Vous pensez que la RSE se résume encore à un joli storytelling ? Faux ! De plus en plus, la responsabilité pèse sur les directions financières des entreprises. Prochaine étape : que le sujet infuse à toutes les strates.

Rentabilité vs RSE : un faux débat ? C’est ce qu’affirme l’expert en la matière David Garbous. Celui qui a réussi à faire bouger les choses au sein de plusieurs grands groupes (Lesieur, Fleury Michon) s’empare de la RSE comme il se doit : en n’en faisant plus un sujet cantonné à la communication. 

Celui qui accompagne désormais les entreprises de toute taille dans leur transformation en est convaincu : désormais, la pression pèse – aussi – sur les directions financières. Et les organisations ont tout intérêt à saisir l’enjeu du phénomène pour survivre. 
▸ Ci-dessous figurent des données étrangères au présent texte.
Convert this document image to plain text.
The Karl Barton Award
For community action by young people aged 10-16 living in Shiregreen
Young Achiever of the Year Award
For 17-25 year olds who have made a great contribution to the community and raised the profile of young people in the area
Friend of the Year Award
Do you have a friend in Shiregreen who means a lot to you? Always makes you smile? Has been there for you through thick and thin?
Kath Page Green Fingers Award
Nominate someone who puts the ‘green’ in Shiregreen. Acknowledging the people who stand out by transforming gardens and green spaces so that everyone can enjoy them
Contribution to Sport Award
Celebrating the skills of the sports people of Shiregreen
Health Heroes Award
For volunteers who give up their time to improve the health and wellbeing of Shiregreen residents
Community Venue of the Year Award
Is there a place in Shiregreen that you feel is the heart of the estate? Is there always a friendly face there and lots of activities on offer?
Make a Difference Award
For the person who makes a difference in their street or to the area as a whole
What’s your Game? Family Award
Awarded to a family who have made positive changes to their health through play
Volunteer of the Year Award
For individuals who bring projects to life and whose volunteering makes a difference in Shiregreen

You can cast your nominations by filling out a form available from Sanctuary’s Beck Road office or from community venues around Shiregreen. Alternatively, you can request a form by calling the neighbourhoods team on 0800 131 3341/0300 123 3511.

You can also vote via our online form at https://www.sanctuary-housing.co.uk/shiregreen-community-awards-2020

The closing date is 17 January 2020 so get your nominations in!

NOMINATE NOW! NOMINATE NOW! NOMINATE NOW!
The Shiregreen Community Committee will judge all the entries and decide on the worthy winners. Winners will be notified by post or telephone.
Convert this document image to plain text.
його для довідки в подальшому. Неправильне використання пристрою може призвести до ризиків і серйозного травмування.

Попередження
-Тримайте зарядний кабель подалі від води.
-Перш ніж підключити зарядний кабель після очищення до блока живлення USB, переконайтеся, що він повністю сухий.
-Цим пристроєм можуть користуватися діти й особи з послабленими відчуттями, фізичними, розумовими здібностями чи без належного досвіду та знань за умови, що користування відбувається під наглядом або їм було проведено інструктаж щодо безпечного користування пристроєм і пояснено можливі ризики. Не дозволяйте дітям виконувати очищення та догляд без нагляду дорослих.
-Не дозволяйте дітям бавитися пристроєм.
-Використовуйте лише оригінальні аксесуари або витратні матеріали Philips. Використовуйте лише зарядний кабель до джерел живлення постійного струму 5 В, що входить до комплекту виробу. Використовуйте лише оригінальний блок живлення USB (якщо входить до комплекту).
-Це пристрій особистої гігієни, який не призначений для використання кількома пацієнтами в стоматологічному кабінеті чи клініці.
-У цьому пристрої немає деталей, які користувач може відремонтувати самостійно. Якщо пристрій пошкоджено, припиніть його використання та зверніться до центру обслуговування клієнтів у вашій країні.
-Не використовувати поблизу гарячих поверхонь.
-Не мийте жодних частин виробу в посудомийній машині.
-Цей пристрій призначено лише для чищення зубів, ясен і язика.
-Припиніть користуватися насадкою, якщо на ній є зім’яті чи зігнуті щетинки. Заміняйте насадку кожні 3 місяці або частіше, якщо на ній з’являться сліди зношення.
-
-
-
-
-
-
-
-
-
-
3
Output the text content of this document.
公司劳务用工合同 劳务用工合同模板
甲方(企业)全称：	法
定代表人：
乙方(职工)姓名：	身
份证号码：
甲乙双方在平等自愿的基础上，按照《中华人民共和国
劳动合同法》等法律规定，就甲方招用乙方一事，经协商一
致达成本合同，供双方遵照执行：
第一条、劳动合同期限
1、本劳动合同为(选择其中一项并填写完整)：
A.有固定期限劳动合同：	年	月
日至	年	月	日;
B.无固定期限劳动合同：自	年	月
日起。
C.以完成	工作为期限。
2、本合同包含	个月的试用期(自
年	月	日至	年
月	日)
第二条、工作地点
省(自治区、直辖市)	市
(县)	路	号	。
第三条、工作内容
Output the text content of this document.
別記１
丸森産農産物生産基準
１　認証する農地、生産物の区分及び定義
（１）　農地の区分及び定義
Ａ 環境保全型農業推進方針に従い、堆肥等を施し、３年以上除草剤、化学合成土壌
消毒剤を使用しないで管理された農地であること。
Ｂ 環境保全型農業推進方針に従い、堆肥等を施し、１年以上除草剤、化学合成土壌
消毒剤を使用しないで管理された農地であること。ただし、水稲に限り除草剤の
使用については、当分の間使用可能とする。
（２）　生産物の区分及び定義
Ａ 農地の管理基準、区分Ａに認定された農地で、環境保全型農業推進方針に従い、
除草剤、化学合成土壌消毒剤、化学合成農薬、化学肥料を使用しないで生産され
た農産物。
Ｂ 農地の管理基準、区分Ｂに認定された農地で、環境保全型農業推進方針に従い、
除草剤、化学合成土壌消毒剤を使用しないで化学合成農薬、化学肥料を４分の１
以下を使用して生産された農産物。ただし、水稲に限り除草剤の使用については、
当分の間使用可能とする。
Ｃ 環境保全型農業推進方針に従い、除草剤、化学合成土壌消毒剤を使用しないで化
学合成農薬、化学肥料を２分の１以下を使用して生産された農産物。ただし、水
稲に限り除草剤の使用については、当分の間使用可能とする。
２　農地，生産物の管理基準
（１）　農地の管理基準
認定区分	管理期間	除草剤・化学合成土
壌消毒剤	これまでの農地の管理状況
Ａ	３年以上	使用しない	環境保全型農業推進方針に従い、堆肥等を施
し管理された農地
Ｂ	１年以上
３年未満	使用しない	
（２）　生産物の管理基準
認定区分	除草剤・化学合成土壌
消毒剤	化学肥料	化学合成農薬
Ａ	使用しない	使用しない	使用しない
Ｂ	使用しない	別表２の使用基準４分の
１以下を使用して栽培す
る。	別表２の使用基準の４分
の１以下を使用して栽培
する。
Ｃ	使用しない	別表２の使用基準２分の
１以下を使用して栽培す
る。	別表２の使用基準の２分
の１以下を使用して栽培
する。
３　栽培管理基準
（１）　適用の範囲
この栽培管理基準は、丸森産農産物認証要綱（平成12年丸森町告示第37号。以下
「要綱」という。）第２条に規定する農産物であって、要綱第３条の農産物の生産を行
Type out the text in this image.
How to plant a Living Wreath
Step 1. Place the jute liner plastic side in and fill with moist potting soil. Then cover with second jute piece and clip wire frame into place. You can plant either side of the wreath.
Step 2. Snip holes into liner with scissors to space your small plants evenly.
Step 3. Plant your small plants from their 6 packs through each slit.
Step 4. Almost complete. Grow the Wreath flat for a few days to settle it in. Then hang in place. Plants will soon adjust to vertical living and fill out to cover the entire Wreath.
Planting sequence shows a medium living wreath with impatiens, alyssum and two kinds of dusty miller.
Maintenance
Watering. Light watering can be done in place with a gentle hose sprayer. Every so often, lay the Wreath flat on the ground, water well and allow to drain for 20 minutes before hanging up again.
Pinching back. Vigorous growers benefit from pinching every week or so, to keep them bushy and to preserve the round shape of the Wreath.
Prochaine étape ? Que la RSE ne soit plus un sujet, et infuse dans tous les départements. 

Interview. 

La RSE vue de 2022, ça a donné quoi ?

David Garbous : La pandémie a cristallisé une prise de conscience, qui n’a fait que s’amplifier depuis. Il faut dire que cette année ne nous a pas épargnés : dans tous les secteurs, dans toutes les entreprises, il y a un sentiment d’urgence. On passe de la déclaration à l’action. Après l’été que nous avons traversé – inondations, canicules, incendies… – et le dépit face à l’incapacité des gouvernements à prendre en main le sujet, les entreprises s’en chargent. De façon inégale et imparfaite, certes, mais il faut le souligner. C’est aussi parce que la pression vient d’endroits nouveaux. Autrefois, les ONG étaient les seules à interpeller les entreprises sur leurs engagements. Plus récemment, on a vu les clients et les consommateurs demander des comptes. Et, depuis quelques mois, ce qui me frappe réellement, c’est la pression des financiers. Ils mettent de nouvelles conditionnalités à l’accès au crédit, on commence à voir des prêts bonifiés liés aux initiatives RSE… Le niveau d’engagement va vraiment donner le ton en matière de trajectoire.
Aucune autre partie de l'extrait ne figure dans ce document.